The FDA states that “there is no reason for consumers to be alarmed” about cancer based on the current use of DEA substances in cosmetics. DEA and derivatives of DEA, such as cocamide DEA, function as emulsifiers or foaming agents in cosmetics. These compounds have also been reviewed for safety by the Cosmetic Ingredient Review (CIR), an independent expert scientific panel established by the Personal Care Products Council, and by other scientific agencies.

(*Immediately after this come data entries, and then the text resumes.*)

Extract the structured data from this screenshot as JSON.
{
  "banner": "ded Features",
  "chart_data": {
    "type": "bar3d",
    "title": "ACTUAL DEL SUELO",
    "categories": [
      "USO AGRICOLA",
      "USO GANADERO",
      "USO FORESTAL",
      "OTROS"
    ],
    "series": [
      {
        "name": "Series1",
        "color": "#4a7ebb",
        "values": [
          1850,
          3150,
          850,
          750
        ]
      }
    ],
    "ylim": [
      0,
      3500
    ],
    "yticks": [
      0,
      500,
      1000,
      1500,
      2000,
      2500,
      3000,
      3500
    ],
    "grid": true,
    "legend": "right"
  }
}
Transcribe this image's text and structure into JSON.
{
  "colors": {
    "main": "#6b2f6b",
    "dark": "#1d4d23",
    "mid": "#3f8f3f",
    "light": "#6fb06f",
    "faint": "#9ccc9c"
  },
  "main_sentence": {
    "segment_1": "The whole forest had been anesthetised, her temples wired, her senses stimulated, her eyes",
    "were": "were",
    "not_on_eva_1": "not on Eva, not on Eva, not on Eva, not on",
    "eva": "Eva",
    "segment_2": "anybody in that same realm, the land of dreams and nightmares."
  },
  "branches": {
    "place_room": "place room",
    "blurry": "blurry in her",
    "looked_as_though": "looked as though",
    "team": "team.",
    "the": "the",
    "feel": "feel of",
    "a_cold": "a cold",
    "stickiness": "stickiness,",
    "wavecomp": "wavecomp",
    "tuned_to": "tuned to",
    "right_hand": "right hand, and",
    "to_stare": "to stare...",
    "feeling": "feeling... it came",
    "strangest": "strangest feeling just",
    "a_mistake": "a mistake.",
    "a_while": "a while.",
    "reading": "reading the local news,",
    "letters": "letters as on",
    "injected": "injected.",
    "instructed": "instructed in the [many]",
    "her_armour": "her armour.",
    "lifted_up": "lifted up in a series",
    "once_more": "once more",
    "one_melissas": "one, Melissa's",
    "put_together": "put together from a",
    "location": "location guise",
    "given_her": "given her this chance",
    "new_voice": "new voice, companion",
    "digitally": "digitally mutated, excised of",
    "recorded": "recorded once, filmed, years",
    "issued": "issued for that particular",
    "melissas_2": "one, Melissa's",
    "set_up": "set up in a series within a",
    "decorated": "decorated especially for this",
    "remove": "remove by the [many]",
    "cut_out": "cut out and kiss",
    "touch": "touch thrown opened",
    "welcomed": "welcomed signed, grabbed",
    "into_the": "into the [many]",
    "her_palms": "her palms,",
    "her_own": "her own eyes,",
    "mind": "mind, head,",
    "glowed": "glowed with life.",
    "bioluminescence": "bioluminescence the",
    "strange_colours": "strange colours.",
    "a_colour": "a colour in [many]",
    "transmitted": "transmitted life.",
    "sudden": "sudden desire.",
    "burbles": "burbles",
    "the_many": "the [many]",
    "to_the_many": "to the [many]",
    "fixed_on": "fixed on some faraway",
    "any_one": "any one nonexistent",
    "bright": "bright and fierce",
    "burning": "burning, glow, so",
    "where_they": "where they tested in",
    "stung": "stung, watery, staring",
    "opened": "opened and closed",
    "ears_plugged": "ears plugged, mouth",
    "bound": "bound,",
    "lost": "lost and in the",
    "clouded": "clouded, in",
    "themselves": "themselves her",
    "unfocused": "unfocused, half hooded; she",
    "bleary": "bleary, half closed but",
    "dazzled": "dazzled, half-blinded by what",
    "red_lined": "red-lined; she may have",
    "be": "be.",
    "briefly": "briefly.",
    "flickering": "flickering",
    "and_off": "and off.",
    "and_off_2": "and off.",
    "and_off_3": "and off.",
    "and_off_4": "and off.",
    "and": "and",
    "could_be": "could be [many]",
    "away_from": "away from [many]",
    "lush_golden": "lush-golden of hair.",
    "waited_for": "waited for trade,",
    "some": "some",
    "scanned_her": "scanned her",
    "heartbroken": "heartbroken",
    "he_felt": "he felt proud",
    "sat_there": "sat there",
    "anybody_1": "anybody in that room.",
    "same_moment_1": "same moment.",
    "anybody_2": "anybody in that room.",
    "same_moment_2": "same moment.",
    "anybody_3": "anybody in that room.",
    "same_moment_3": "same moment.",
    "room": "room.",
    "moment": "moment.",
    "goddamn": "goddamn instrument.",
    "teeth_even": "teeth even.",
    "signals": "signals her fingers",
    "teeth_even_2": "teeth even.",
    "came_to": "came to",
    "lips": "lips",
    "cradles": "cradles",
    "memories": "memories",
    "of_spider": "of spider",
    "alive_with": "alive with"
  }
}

In 1998, the U.S. National Toxicology Program (NTP) completed a study that found an association between the topical application of DEA and certain DEA-related ingredients and cancer in laboratory animals. To put this study into perspective, FDA stated that the NTP study did not establish a link between DEA and the risk of cancer in humans.

Is cocamide DEA safe?

CIR reviewed the safety of cocamide DEA, and other related substances including lauramide DEA, linoleamide DEA and oleamide DEA, and concluded that cocamide DEA is safe as used in rinse-off personal care products and safe at concentrations of less than or equal to 10 percent in leave-on products.

The FDA has stated, “there is no reason for consumers to be alarmed” regarding the use of DEA substances in cosmetics. There was some confusion about the safety of cocamide DEA after NTP completed a study that found an association between the topical application of DEA and certain DEA-related ingredients and cancer in laboratory animals. FDA stated that the NTP study did not establish a link between DEA and the risk of cancer in humans.